Quotas are similar to rate limits but typically apply over longer periods or across multiple resources.

  • Example: A free API tier may allow 10,000 requests per month.
  • Exceeding the quota usually blocks further requests until reset.

Differences from Rate Limiting:

FeatureRate LimitingQuotas
Time WindowShort-term (seconds/minutes)Long-term (daily/monthly/yearly)
PurposePrevent server overloadEnforce usage tiers and subscriptions
EnforcementPer requestPer account, API key, or subscription

Quota in REST API

Scenario: Free users can make 10,000 requests/month.

  1. Client makes a request:
GET /api/products
  1. Server checks monthly usage:
  • Usage < 10,000 → process request, increment usage
  • Usage ≥ 10,000 → return 403 Forbidden with quota message

Response:

HTTP/1.1 403 Forbidden
Content-Type: application/json

{
"error": "Quota exceeded.
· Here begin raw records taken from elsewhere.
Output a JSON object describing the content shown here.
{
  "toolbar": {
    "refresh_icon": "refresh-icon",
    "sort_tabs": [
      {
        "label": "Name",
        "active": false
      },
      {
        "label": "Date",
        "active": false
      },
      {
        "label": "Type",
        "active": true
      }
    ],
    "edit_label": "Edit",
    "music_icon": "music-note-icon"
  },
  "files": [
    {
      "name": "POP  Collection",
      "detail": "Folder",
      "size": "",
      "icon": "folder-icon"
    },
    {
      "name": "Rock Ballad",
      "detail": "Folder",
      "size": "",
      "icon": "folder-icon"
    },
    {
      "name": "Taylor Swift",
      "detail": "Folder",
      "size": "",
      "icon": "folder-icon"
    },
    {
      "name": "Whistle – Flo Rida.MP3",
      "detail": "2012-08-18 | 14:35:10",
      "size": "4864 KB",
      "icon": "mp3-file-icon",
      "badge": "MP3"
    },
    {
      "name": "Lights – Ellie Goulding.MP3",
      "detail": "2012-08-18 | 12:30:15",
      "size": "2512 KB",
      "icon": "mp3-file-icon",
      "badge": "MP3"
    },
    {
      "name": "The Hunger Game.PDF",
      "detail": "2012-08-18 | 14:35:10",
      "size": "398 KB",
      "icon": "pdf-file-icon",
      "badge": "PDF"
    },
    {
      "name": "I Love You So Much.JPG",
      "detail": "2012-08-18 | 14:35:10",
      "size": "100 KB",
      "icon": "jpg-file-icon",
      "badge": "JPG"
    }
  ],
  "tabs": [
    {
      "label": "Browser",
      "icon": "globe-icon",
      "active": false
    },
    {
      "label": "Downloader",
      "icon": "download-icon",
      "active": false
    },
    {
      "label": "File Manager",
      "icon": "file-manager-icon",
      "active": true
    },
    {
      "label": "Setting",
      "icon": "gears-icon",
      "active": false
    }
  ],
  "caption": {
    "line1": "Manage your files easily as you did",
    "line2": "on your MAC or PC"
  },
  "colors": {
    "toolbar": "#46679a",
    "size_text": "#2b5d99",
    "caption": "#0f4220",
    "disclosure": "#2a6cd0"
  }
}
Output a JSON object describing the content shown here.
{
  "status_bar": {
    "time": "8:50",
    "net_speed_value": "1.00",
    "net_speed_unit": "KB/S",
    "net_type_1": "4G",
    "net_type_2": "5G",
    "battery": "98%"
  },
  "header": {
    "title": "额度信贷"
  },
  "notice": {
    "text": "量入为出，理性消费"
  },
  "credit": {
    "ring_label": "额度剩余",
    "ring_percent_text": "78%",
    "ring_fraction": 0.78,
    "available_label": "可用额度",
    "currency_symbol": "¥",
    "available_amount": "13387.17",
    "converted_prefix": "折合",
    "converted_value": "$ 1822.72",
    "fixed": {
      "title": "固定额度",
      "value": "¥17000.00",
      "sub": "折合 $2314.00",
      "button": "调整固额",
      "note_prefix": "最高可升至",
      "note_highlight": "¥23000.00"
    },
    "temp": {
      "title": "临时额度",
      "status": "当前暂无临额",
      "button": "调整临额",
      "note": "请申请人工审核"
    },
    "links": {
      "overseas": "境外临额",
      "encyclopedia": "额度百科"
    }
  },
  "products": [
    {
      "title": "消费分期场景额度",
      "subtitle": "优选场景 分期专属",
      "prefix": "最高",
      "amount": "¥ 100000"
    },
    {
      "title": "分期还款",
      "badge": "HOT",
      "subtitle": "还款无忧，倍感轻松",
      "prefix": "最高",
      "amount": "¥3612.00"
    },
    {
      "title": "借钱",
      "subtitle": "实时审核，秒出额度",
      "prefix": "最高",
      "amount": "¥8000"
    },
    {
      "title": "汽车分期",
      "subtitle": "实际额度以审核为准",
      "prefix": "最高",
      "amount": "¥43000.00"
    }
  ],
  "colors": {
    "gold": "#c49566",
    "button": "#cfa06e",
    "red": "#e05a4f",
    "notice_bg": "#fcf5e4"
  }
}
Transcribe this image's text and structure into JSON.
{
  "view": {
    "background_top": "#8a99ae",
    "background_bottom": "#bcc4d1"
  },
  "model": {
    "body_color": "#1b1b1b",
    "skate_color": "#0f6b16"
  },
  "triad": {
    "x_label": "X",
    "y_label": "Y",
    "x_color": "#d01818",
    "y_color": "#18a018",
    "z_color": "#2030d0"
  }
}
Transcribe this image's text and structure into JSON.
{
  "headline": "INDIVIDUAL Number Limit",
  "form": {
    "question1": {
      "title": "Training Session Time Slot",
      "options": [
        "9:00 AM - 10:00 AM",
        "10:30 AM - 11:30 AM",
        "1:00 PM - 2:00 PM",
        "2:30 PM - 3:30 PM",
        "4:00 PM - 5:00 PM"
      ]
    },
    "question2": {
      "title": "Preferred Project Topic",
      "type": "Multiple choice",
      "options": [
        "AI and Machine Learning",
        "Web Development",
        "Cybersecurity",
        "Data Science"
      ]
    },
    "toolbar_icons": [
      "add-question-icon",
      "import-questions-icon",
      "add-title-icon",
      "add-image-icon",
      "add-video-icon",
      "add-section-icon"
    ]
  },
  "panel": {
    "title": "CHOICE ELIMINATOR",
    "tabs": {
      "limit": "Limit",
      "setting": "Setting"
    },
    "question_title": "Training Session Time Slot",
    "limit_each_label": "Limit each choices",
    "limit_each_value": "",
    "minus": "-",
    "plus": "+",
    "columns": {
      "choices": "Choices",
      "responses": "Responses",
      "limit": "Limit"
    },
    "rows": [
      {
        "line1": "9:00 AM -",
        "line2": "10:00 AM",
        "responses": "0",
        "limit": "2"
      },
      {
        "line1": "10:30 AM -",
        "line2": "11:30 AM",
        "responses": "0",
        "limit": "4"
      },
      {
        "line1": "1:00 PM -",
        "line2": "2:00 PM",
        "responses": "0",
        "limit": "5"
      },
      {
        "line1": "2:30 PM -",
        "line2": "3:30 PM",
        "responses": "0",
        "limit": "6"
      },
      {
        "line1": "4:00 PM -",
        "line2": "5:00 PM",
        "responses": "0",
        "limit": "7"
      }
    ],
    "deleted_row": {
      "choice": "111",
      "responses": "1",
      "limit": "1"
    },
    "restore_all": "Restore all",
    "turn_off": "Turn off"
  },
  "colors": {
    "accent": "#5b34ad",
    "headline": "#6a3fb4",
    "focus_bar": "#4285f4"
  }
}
Free tier allows 10,000 requests per month."
}
  • Paid users might have higher quotas.
  • Quotas are often combined with rate limits to control both burst traffic and overall usage.

Combining Rate Limiting & Quotas

Imagine an API with:

  • Rate Limit: 100 requests per hour
  • Monthly Quota: 10,000 requests

Client requests:

GET /api/orders

Server checks:

  1. Hourly rate: If requests > 100 → 429 Too Many Requests
  2. Monthly quota: If total > 10,000 → 403 Quota Exceeded

Response headers may include:

X-RateLimit-Limit: 100
X-RateLimit-Remaining: 45
X-RateLimit-Reset: 1673269200
X-Quota-Limit: 10000
X-Quota-Remaining: 8765

Why Rate Limiting & Quotas Improve Performance & Scalability

  1. Prevents server overload: Stops clients from sending too many requests at once.
  2. Fair usage: Ensures no client consumes disproportionate resources.
  3. Encourages efficient client behavior: Clients implement caching or backoff strategies.
  4. Supports monetization: Quotas enable tiered subscription models.
  5. Protects downstream services: Rate limiting reduces load on databases and third-party integrations.

Best Practices

  • Return 429 for rate limit exceeded and 403 for quota exceeded.
  • Use Retry-After header to guide clients.
  • Combine with caching for optimal performance.
  • Log request counts for monitoring and analytics.
  • Consider IP-based, user-based, or API key-based limits depending on API type.